I'm fortunate in that I've ground my way along in this lousy economy long enough that I'm near retirement age. I can rent a room or some kind of small place to live back home and then just busk for day-to-day money and I won't need a lot. $10-$20 a day will be plenty. So the pressure of "you must be a success - or else!" is gone. 

My plan is this: Learn clarinet, and then also, once my skills are up there, learn the soprano sax. Forget all those lower saxes, they're too hard to carry around on a bike or the bus. I've been watching a lot of YouTube videos of soprano, and even higher-pitched, saxes and they sound heavenly. Yeah you can bend the pitch around on a soprano like crazy (it's almost like a shakuhachi) and that's why they caution beginners to stay away from them, but to me that seems more like a feature than a bug. 

The fortunate thing is, as I've mentioned, thanks to Kenny G., Asians are nuts over the soprano sax. So while I might get kicked off of Kalakaua Avenue if I showed up with and alto or a tenor, a soprano ought to be fine, along with of course a clarinet. In fact when I was back there in 03, I actually tried busking with a clarinet, only being able to play a few scales. And I actually got a few dollars. 

In fact, in Mountain View, playing clarinet, I had an old guy hover around who said the clarinet has "such a nice tone". I was out there mainly to play "Harry Truman" by the band Chicago, to help Obama get elected for a 2nd time and it worked.  My home made transverse PVC flute only got an "It's so irritating" from a guy and as for trumpet, a guy, probably a player or teacher, ranted that I was flat or something like that and then quickly corrected himself and said, "But keep going with it!". 

Another thing I'm going to blame is good old alcohol. There's something about the mainland that's really conducive to drinking. If getting a good job, rising up in life, is based on who you know, then how is mainland society supposed to work when it's based on everyone being a stranger? Based on everyone, if they can bring themselves to interact with anyone, it's to use them in some way? It's a frantic, lonely place. No wonder everyone drinks. 

But alcohol is really good for screwing things up. Get home from work, have a couple-few beers, and there goes any "window" for practicing. I didn't do that back in Hawaii. I'd read a book or go over to the college and noodle around on their pianos or something. 

And college was almost as bad as alcohol because it takes up a tremendous amount of time and money, and the more college you go to, the less you make! Then you've got to pay back the money you borrowed, on less pay than you'd make as a high school dropout.

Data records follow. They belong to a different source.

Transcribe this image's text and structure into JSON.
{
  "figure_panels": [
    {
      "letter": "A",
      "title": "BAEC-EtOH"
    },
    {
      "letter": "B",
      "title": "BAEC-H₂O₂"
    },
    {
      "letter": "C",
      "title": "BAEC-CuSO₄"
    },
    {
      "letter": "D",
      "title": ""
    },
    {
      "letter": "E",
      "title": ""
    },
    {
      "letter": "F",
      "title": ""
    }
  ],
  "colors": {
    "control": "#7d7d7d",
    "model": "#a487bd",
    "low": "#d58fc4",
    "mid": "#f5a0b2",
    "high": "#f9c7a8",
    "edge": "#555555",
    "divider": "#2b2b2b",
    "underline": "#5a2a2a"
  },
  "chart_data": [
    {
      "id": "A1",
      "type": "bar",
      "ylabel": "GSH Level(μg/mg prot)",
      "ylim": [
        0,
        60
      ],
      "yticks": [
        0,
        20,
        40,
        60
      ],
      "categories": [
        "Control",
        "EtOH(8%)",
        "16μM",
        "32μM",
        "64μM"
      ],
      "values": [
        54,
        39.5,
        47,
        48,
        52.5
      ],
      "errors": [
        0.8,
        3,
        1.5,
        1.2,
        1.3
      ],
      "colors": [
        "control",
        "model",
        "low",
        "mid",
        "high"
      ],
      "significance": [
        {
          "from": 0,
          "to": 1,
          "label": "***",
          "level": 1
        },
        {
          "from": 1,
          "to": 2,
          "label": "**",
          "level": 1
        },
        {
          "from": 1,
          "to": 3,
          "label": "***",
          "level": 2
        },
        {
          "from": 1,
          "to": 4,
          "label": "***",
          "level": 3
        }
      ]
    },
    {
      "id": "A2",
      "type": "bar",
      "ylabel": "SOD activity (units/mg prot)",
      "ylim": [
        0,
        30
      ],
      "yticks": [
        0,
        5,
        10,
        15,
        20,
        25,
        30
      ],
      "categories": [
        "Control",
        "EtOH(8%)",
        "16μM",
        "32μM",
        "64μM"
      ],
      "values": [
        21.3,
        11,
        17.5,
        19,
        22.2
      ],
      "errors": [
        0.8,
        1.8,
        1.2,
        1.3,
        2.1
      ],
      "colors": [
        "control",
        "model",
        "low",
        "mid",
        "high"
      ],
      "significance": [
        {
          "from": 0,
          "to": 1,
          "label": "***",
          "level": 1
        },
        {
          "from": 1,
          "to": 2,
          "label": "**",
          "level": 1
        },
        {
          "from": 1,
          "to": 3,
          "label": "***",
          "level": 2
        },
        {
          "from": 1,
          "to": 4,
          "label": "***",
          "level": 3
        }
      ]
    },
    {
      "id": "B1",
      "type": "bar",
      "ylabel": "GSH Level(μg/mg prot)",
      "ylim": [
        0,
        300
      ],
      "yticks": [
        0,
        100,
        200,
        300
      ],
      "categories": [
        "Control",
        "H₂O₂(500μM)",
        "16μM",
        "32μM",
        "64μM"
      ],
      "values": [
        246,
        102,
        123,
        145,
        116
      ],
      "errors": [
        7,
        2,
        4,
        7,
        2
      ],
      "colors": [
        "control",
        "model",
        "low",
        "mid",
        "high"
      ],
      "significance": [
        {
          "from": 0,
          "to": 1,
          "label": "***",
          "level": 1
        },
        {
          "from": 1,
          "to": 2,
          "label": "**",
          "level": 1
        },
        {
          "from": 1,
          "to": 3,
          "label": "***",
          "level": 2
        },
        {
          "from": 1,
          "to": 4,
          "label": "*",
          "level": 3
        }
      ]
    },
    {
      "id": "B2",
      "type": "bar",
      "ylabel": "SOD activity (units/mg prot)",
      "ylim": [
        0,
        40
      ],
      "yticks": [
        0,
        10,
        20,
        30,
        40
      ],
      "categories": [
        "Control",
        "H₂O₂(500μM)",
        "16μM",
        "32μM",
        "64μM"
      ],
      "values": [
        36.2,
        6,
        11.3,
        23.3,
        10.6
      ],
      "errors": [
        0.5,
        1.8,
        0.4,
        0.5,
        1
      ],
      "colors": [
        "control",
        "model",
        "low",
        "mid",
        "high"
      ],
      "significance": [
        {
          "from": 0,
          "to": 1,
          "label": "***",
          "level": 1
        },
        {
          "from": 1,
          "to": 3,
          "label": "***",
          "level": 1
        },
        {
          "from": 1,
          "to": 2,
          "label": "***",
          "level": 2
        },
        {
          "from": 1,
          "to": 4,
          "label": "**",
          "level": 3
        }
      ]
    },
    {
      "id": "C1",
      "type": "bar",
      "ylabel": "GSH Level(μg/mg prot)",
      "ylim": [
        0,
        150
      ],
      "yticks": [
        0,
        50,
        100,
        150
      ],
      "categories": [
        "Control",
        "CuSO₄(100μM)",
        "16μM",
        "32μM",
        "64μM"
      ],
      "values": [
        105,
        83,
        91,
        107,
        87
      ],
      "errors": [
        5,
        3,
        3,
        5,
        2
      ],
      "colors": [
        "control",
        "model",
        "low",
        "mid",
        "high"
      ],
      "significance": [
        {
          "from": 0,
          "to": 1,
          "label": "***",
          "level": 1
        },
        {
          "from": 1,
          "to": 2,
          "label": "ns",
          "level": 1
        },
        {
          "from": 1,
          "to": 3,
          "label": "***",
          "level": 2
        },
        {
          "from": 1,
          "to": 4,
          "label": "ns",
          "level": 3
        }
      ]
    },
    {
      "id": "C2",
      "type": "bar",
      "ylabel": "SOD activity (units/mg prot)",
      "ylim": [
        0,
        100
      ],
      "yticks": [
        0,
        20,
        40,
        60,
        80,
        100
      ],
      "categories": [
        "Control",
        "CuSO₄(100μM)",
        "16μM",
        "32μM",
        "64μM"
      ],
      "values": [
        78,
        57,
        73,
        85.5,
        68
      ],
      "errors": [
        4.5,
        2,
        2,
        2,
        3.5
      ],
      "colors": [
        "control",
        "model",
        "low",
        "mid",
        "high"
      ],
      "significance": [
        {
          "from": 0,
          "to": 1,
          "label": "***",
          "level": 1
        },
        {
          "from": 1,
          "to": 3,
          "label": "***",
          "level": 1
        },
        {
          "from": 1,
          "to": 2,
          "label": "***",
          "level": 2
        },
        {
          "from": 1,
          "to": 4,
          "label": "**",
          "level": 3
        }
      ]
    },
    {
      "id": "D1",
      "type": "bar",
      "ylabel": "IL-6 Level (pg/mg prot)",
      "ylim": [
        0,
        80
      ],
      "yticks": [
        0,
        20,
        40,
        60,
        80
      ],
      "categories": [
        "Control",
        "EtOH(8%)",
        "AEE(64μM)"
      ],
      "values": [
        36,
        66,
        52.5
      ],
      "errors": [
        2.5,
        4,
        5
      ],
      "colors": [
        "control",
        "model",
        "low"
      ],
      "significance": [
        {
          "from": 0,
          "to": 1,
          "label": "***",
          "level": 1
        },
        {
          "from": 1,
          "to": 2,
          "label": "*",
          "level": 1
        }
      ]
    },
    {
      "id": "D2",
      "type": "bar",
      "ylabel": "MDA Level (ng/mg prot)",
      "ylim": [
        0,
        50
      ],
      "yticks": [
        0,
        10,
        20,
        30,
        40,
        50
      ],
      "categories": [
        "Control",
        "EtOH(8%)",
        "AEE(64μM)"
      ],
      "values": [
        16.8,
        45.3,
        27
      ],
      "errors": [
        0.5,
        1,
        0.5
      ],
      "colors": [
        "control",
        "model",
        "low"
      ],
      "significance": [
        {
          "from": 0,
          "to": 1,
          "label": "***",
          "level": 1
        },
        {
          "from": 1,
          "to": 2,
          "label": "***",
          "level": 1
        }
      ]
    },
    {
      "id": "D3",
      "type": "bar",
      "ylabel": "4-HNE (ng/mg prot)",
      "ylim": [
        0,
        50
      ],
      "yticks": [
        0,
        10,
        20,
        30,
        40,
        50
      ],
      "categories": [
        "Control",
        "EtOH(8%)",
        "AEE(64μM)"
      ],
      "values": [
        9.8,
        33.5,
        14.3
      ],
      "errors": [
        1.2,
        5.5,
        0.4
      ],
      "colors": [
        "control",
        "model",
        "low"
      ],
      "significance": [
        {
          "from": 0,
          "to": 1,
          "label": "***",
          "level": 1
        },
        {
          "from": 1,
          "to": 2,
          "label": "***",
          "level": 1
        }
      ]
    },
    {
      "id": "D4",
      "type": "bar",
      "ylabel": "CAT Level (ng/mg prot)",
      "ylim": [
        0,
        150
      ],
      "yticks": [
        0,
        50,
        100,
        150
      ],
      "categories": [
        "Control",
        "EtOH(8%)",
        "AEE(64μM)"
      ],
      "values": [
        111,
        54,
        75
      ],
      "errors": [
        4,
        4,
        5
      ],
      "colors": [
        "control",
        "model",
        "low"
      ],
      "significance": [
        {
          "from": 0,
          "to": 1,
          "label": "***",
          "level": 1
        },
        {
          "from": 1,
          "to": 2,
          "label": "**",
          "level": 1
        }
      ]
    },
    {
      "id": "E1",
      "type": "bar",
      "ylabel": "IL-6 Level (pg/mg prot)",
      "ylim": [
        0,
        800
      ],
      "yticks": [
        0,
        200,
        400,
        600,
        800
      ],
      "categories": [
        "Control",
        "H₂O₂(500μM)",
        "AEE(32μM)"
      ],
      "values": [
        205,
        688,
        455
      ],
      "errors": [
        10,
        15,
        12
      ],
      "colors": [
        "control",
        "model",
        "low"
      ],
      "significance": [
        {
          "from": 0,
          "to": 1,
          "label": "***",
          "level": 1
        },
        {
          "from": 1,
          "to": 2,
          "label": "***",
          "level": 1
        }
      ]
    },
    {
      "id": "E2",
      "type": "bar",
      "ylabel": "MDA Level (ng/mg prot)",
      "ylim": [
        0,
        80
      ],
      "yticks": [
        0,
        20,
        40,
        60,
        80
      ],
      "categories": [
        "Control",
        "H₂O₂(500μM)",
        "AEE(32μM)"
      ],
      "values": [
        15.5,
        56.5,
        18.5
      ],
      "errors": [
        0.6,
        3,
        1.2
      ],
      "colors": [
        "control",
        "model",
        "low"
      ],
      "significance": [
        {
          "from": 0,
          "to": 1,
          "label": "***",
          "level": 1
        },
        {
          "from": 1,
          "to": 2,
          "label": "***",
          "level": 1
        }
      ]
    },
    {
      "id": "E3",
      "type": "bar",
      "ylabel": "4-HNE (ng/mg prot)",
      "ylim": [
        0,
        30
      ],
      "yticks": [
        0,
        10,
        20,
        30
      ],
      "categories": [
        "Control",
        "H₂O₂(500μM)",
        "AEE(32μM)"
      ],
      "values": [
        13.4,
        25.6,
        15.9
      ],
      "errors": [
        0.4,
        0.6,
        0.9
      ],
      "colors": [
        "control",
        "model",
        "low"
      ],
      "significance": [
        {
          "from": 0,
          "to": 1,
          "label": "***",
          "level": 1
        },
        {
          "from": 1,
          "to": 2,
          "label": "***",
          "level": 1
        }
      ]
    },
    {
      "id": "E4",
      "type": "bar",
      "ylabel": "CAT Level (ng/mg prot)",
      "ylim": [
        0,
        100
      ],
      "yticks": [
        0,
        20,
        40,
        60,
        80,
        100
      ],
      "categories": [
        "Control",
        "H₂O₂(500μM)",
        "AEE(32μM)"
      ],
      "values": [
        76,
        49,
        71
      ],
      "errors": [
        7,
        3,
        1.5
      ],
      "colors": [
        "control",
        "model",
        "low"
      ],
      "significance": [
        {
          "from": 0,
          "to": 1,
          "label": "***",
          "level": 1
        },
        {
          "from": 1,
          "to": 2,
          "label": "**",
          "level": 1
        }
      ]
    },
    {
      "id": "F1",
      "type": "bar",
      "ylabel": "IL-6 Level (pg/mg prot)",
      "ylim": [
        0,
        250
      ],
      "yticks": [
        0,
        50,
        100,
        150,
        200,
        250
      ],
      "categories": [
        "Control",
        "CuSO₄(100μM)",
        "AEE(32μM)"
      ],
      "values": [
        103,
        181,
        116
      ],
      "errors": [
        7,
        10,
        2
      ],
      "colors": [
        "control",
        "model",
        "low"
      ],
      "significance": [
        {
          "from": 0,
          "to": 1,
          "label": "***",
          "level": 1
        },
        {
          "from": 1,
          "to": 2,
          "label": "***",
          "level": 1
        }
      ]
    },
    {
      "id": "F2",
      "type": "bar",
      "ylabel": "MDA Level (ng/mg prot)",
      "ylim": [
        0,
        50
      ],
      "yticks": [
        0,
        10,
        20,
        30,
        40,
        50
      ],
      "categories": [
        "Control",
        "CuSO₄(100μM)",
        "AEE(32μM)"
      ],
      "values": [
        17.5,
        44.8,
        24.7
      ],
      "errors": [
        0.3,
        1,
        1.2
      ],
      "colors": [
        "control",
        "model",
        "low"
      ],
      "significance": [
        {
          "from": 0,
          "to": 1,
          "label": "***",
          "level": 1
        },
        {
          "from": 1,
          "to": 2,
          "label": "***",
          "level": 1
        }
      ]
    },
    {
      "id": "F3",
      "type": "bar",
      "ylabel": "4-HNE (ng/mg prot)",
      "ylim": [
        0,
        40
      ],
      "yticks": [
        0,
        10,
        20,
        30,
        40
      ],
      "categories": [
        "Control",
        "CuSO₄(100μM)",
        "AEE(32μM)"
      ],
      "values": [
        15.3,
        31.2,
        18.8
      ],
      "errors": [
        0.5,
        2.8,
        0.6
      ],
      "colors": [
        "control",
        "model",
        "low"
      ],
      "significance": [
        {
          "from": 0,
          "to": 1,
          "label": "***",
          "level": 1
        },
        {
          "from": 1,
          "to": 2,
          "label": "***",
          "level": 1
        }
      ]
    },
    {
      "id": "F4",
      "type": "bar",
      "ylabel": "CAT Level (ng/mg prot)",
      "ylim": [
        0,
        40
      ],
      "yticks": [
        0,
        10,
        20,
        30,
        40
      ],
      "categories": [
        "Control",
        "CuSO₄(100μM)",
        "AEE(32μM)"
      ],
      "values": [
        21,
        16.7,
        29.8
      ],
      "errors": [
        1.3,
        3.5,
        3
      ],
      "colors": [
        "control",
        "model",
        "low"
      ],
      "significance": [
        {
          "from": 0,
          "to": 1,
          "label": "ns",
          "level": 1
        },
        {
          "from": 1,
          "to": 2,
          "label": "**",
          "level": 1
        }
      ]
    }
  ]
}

I got 10 things together to list, then settled in with an episode of Ken Burns' "Jazz" and got a little over an hour's practice in. I figured out why my A note didn't sound very good yesterday: I'd been pressing down a key on the back when I needed to press a key on the front. It sounds a lot better that way. 

It was past 3AM when I got to work on the listings, but somehow it was OK because I'd gotten my clarinet practice done.